Minister Joke Schauvliege: Mijnheer Sanctorum, het zal u niet verbazen dat we verder kijken dan Vlaanderen. U zou moeten weten dat in Nederland de warrelnetten al twee jaar verboden zijn en dat het aantal dode aangespoelde bruinvissen is gestegen. Dat bewijst dat de zaak veel complexer is. Als u me vraagt wat ik kan doen om ervoor te zorgen dat dit morgen niet meer voorvalt, dan heb ik nu inderdaad geen oplossing. We weten immers niet wat de doodsoorzaken zijn. Het is toch logisch dat we daar niet zomaar in één, twee, drie een antwoord kunnen op geven. Ik ben geen tovenaar. U verwacht dat misschien van een minister van Natuur, maar ik heb geen toverstaf.
We moeten dit internationaal bekijken. We moeten de oorzaken wetenschappelijk bestuderen. Dan pas kunnen we de juiste conclusies trekken en daar iets aan doen.
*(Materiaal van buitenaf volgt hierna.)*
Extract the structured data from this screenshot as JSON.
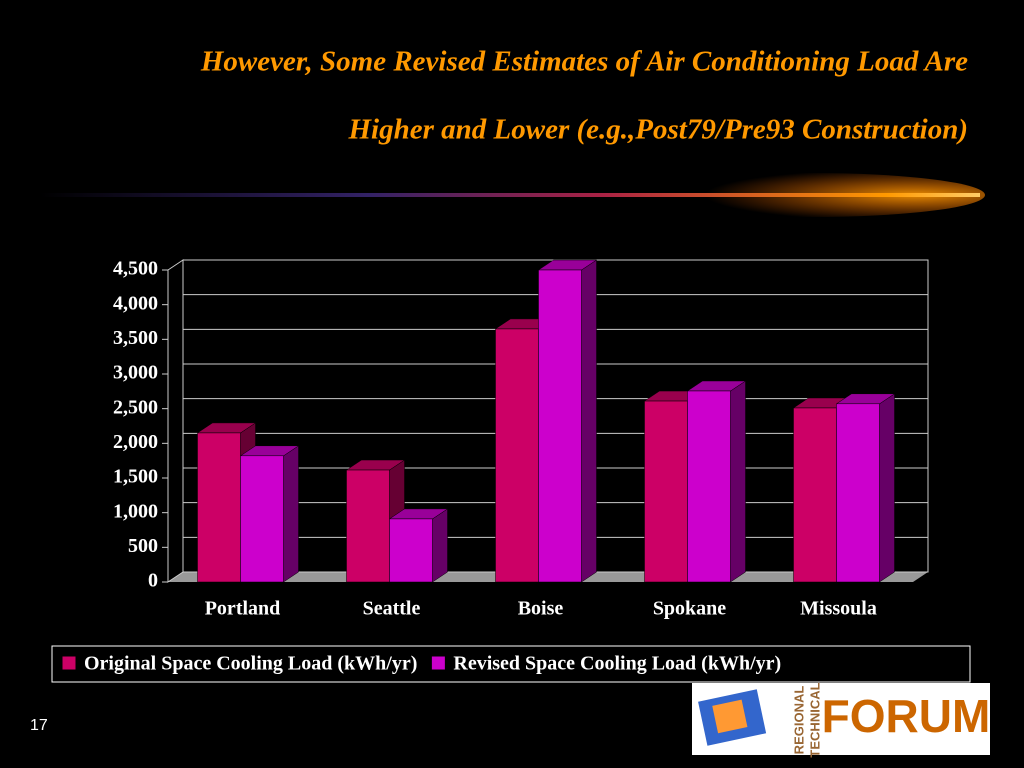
{
  "chart_data": {
    "type": "bar3d",
    "title": [
      "However, Some Revised Estimates of Air Conditioning Load Are",
      "Higher and Lower (e.g.,Post79/Pre93 Construction)"
    ],
    "categories": [
      "Portland",
      "Seattle",
      "Boise",
      "Spokane",
      "Missoula"
    ],
    "series": [
      {
        "name": "Original Space Cooling Load (kWh/yr)",
        "color": "#cc0066",
        "values": [
          2150,
          1615,
          3650,
          2610,
          2510
        ]
      },
      {
        "name": "Revised Space Cooling Load (kWh/yr)",
        "color": "#cc00cc",
        "values": [
          1820,
          910,
          4500,
          2755,
          2570
        ]
      }
    ],
    "ylim": [
      0,
      4500
    ],
    "yticks": [
      0,
      500,
      {
        "value": 1000,
        "label": "1,000"
      },
      {
        "value": 1500,
        "label": "1,500"
      },
      {
        "value": 2000,
        "label": "2,000"
      },
      {
        "value": 2500,
        "label": "2,500"
      },
      {
        "value": 3000,
        "label": "3,000"
      },
      {
        "value": 3500,
        "label": "3,500"
      },
      {
        "value": 4000,
        "label": "4,000"
      },
      {
        "value": 4500,
        "label": "4,500"
      }
    ],
    "grid": true
  },
  "slide_number": "17",
  "logo": {
    "line1": "REGIONAL",
    "line2": "TECHNICAL",
    "word": "FORUM"
  }
}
Ik ben helemaal bereid om daar iets aan te doen. Dat moet wetenschappelijk onderbouwd zijn, en niet op basis van emotie.
De voorzitter : De heer Vandaele heeft het woord.
De heer Wilfried Vandaele : Dat is een rare uitspraak, minister, dat er in Nederland geen warrelnetten meer worden gebruikt en dat er nog meer bruinvissen aanspoelen. Zo draait u de redenering om. Er worden nog wel warrelnetten gebruikt buiten de strandvisserij, namelijk door de professionele visserij op zee. De bruinvissen komen daar ook in terecht.
Wie regelmatig langs het strand loopt, weet heel goed dat er een verband bestaat tussen de strandvisserij en dode bruinvissen. We moeten daarin realistisch zijn, minister, en dat verband durven toe te geven. Hoe groot het aantal bruinvissen is dat daardoor omkomt, weten we niet precies, maar er is een verband.
De voorzitter : De vraag om uitleg is afgehandeld.